I have seen many different protocols on making acrylamide gels for RDC measurements which include usually one of the following 1)drying the gel and re-swelling with protein solution 2)allowing equilibration of protein into an already swelled gel
It seems as though you can get a much higher protein conc. if you dry the gel so what is the advantage to letting it equilibrate?
asked Jan 24 '12 at 08:42
I have heard that people use the soaking into a swelled gel method to avoid introducing inhomogeneity in the gel due to drying. I use the drying method, but I have seen that it can cause the gel to get a bubble in it.
answered Jan 30 '12 at 07:01
It matters what kind of gel you are trying to prepare, i.e. either a compressed gel (where you set the plunger/piston in the shigemi tube to a certain level and then let the gel swell with the protein solution) or a stretched gel (where you use an apparatus to get the gel swollen with protein solution into the NMR tube). So, if it is compressed, I think one has to use a dry gel, while if it is stretched one has an option to do it two ways as you have mentioned.

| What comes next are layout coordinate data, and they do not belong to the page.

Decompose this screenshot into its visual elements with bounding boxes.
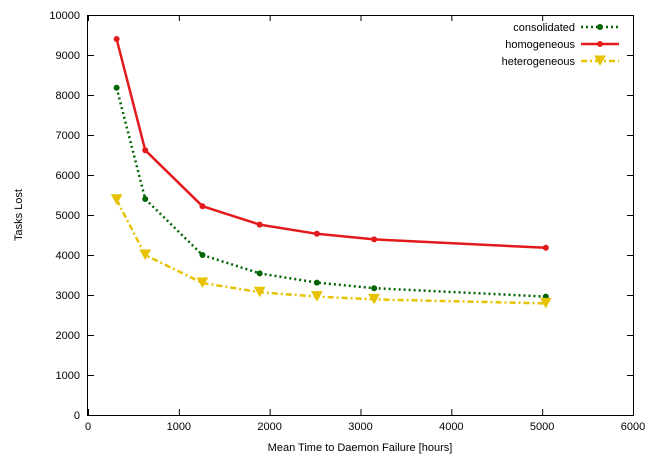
x-tick-label: 3000 <box>348 421 372 433</box>
data-point-homogeneous <box>113 36 120 42</box>
series-layer <box>110 36 552 309</box>
legend-label: homogeneous <box>505 39 575 51</box>
data-point-heterogeneous <box>311 291 323 302</box>
data-point-heterogeneous <box>196 277 209 289</box>
data-point-homogeneous <box>313 230 320 237</box>
axis-ticks: 0 1000 2000 3000 4000 5000 6000 0 1000 2000 3000 40… <box>49 10 645 433</box>
x-tick-label: 2000 <box>257 421 281 433</box>
legend-item-consolidated: consolidated <box>513 22 619 34</box>
legend-marker-consolidated <box>597 24 603 30</box>
data-point-homogeneous <box>371 236 378 243</box>
data-point-homogeneous <box>542 244 549 251</box>
plot-frame <box>87 15 634 416</box>
y-tick-label: 6000 <box>56 170 80 182</box>
x-tick-label: 1000 <box>167 421 191 433</box>
x-axis-label: Mean Time to Daemon Failure [hours] <box>268 442 453 454</box>
legend-item-heterogeneous: heterogeneous <box>502 55 619 68</box>
data-point-homogeneous <box>199 203 206 210</box>
legend-label: heterogeneous <box>502 56 576 68</box>
x-tick-label: 4000 <box>439 421 463 433</box>
data-point-consolidated <box>199 252 206 258</box>
data-point-heterogeneous <box>139 249 152 261</box>
y-tick-label: 0 <box>74 410 80 422</box>
y-tick-label: 9000 <box>56 50 80 62</box>
x-tick-label: 5000 <box>530 421 554 433</box>
series-heterogeneous <box>110 194 552 309</box>
y-tick-label: 5000 <box>56 210 80 222</box>
data-point-heterogeneous <box>253 286 266 298</box>
data-point-homogeneous <box>142 147 149 154</box>
x-tick-label: 6000 <box>621 421 645 433</box>
legend-item-homogeneous: homogeneous <box>505 39 619 51</box>
legend-label: consolidated <box>513 22 575 34</box>
data-point-homogeneous <box>256 221 263 228</box>
y-tick-label: 1000 <box>56 370 80 382</box>
series-homogeneous <box>113 36 549 251</box>
data-point-consolidated <box>142 196 149 202</box>
data-point-consolidated <box>256 270 263 277</box>
series-line-consolidated <box>115 87 546 298</box>
series-line-heterogeneous <box>115 199 546 305</box>
y-tick-label: 3000 <box>56 290 80 302</box>
legend-marker-homogeneous <box>597 41 603 47</box>
y-tick-label: 8000 <box>56 90 80 102</box>
data-point-consolidated <box>371 285 378 292</box>
y-axis-label: Tasks Lost <box>13 189 25 241</box>
legend-marker-heterogeneous <box>594 55 606 67</box>
data-point-consolidated <box>113 84 120 91</box>
series-consolidated <box>113 84 549 300</box>
y-tick-label: 7000 <box>56 130 80 142</box>
y-tick-label: 2000 <box>56 330 80 342</box>
data-point-heterogeneous <box>110 194 123 205</box>
legend: consolidated homogeneous heterogeneous <box>502 22 619 68</box>
y-tick-label: 10000 <box>49 10 80 22</box>
data-point-consolidated <box>313 279 320 286</box>
series-line-homogeneous <box>115 38 546 250</box>
data-point-heterogeneous <box>539 297 552 309</box>
x-tick-label: 0 <box>85 421 91 433</box>
data-point-heterogeneous <box>368 293 380 305</box>
y-tick-label: 4000 <box>56 250 80 262</box>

I do agree with the previous answer that swelling a dried gel with protein solution might result in inhomogenous alignment (which could be inferred from the line shape of resonance lines).
answered Apr 19 '13 at 08:29
I've tried both, and find I prefer the drying method, and I never had any homogeneity problems with it. You do have to be careful to get the dried gel out of the casting chamber intact, and the gels are sticky so we always dried them on a teflon plate.